Bharadvaja's Twist, also known as "Bharadvajasana", is an easy twist and one the first ones to learn for releasing tension in the spine and promoting circulation in the abdominal organs.
(Pronounced as "bah-ruhd-VA-JAHS-anna")
Bharadvaja was an ancient Vedic sage and the father of Drona, the military master who taught both the Pandavas and Kauravas how to fight when they were young in the Mahabharata epic.
Sit on the ground and extend both of your legs straight out in front of you. Lean on your left buttock and bend both of your knees so that your ankles rest on the floor next to your right hip. Arrange your feet into a cross shape where the left foot is on the bottom lying horizontally and the right ankle lies on top of the arch of your left foot. The toes of your right foot should point straight back behind you. Do not sit on the heel of your left foot! Instead, adjust your feet to make sure that you can press your right buttocks all the way down to the floor without sitting on your heel.

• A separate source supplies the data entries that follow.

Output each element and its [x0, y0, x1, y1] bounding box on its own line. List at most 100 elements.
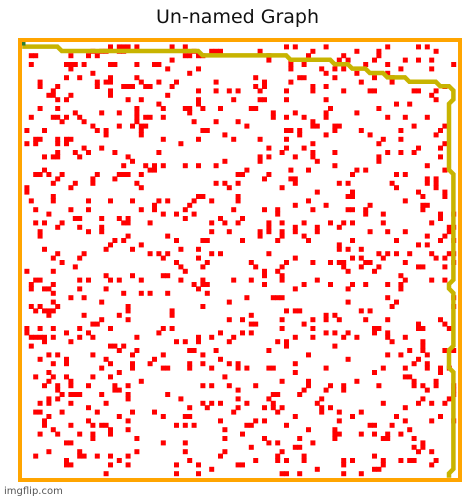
obstacle-cell: [279, 326, 285, 331]
obstacle-cell: [367, 229, 373, 235]
obstacle-cell: [68, 422, 74, 428]
obstacle-cell: [284, 339, 289, 345]
obstacle-cell: [33, 136, 39, 142]
obstacle-cell: [411, 383, 417, 389]
obstacle-cell: [218, 356, 223, 362]
obstacle-cell: [68, 66, 74, 72]
obstacle-cell: [116, 348, 122, 353]
obstacle-cell: [77, 392, 83, 397]
obstacle-cell: [46, 286, 52, 292]
obstacle-cell: [191, 282, 197, 287]
obstacle-cell: [125, 233, 131, 239]
obstacle-cell: [90, 436, 96, 441]
obstacle-cell: [433, 383, 439, 389]
obstacle-cell: [103, 273, 109, 279]
obstacle-cell: [279, 277, 285, 283]
obstacle-cell: [37, 84, 43, 89]
obstacle-cell: [376, 48, 382, 54]
obstacle-cell: [407, 251, 413, 257]
obstacle-cell: [301, 220, 307, 226]
obstacle-cell: [345, 268, 351, 274]
obstacle-cell: [130, 365, 135, 371]
obstacle-cell: [411, 444, 417, 450]
obstacle-cell: [209, 229, 215, 235]
obstacle-cell: [424, 44, 430, 50]
obstacle-cell: [301, 233, 307, 239]
obstacle-cell: [310, 260, 316, 265]
obstacle-cell: [235, 396, 241, 402]
obstacle-cell: [424, 361, 430, 367]
obstacle-cell: [416, 189, 421, 195]
obstacle-cell: [77, 334, 83, 340]
obstacle-cell: [42, 383, 47, 389]
obstacle-cell: [420, 202, 426, 208]
obstacle-cell: [182, 339, 188, 345]
obstacle-cell: [270, 114, 276, 120]
obstacle-cell: [187, 348, 193, 353]
obstacle-cell: [288, 128, 294, 133]
obstacle-cell: [182, 207, 188, 213]
obstacle-cell: [42, 308, 47, 314]
obstacle-cell: [72, 264, 78, 270]
obstacle-cell: [160, 255, 166, 261]
obstacle-cell: [187, 53, 193, 59]
obstacle-cell: [174, 260, 179, 265]
obstacle-cell: [292, 334, 298, 340]
obstacle-cell: [196, 136, 201, 142]
obstacle-cell: [420, 339, 426, 345]
obstacle-cell: [433, 97, 439, 103]
obstacle-cell: [196, 255, 201, 261]
obstacle-cell: [182, 53, 188, 59]
obstacle-cell: [380, 211, 386, 217]
obstacle-cell: [50, 308, 56, 314]
obstacle-cell: [28, 114, 34, 120]
obstacle-cell: [270, 400, 276, 406]
obstacle-cell: [108, 374, 113, 380]
obstacle-cell: [204, 282, 210, 287]
obstacle-cell: [332, 431, 338, 437]
obstacle-cell: [196, 101, 201, 107]
obstacle-cell: [376, 466, 382, 472]
obstacle-cell: [416, 400, 421, 406]
obstacle-cell: [37, 136, 43, 142]
obstacle-cell: [235, 387, 241, 393]
obstacle-cell: [323, 312, 329, 318]
obstacle-cell: [372, 268, 377, 274]
obstacle-cell: [394, 299, 399, 305]
obstacle-cell: [433, 378, 439, 384]
obstacle-cell: [200, 383, 206, 389]
obstacle-cell: [389, 79, 395, 85]
obstacle-cell: [50, 114, 56, 120]
obstacle-cell: [310, 48, 316, 54]
obstacle-cell: [125, 453, 131, 459]
obstacle-cell: [169, 312, 175, 318]
obstacle-cell: [108, 62, 113, 67]
obstacle-cell: [323, 44, 329, 50]
obstacle-cell: [182, 163, 188, 169]
obstacle-cell: [248, 277, 254, 283]
obstacle-cell: [336, 409, 342, 415]
obstacle-cell: [94, 409, 100, 415]
obstacle-cell: [108, 92, 113, 98]
obstacle-cell: [59, 220, 65, 226]
obstacle-cell: [332, 66, 338, 72]
obstacle-cell: [24, 189, 30, 195]
obstacle-cell: [284, 136, 289, 142]
obstacle-cell: [235, 180, 241, 186]
obstacle-cell: [354, 378, 360, 384]
obstacle-cell: [90, 431, 96, 437]
obstacle-cell: [332, 343, 338, 349]
obstacle-cell: [240, 462, 245, 468]
obstacle-cell: [323, 84, 329, 89]
obstacle-cell: [332, 330, 338, 336]
obstacle-cell: [46, 370, 52, 375]
obstacle-cell: [37, 409, 43, 415]
obstacle-cell: [50, 299, 56, 305]
obstacle-cell: [182, 268, 188, 274]
obstacle-cell: [77, 255, 83, 261]
obstacle-cell: [191, 211, 197, 217]
obstacle-cell: [363, 62, 369, 67]
obstacle-cell: [81, 62, 87, 67]
obstacle-cell: [77, 326, 83, 331]
obstacle-cell: [112, 343, 118, 349]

Press both of your sitting bones, or ischial tuberosities, down to make full contact with the floor. As you prepare to twist, pressing down equally on both sitting bones will stop you from leaning too much to either side so that you twist evenly.
Now breathe in, using the breath to pull your chest up straight and lengthen your spine. Then exhale as you turn to the left, putting your right hand under your left knee so that your fingers can press down into the floor. Let your belly relax.
Inhale and press your right forearm against your knee, using it as leverage to turn further to the left. Keep looking over your left shoulder at a distant point directly behind your back. Press your left palm into the floor directly behind the center of your back, which keeps your spine straight and lifted. Always sit up straight while inhaling. Turn deeper on your long exhalations.
If you're more flexible, then you can stretch deeper into the twist by bending your left arm and reaching behind your back with your left hand to grab your right elbow. Once you've twisted yourself as far as you can, hold the pose for at least 30 seconds or up to a minute. Use your hands to maintain the twist, pressing both of your sitting bones back down into the floor to keep your chest lifted up straight and evenly at all times.
Come out of the pose by twisting back to the front again on a long exhalation. Now bring both legs straight out in front of you again. Repeat these steps on the other side. Hold the pose for the same amount of time on both sides.
Do not perform this pose if you're suffering from:
If you have knee or ankle problems, then do an easier variation of this pose on a chair.
Sit sideways on a strong chair without wheels that has a firm, flat seat. Position yourself so that the chair back faces your right shoulder. Both of your feet rest flat on the floor directly under your knees with your knees touching.
As you exhale, twist to the right and grab the sides of the back of the chair in your hands. Press your feet down into the floor as you pull yourself into the twist with your hands, keeping your spine straight.
If you can't reach your arm behind your back for the deeper twist, then put a belt around the straightened arm with the hand resting under the knee. You can grab the other end of the belt with your other hand and slowly pull your hand behind your back more and more over time, increasing your range of movement.
Straighten your legs on the floor in front of you. Place your left leg next to your left hip in Virasana (Hero Pose). Put your right leg in Padmasana (Lotus Pose), supporting your right knee if you have discomfort. Twist to your right and grab your right knee using your left hand. Twist further, pushing your right arm behind your back to grab your right foot, using a belt is you can't reach it.
A partner can help you learn to put balanced pressure on your opposite-side buttock. Ask them to press down on the top your thigh when it starts popping up as you twist.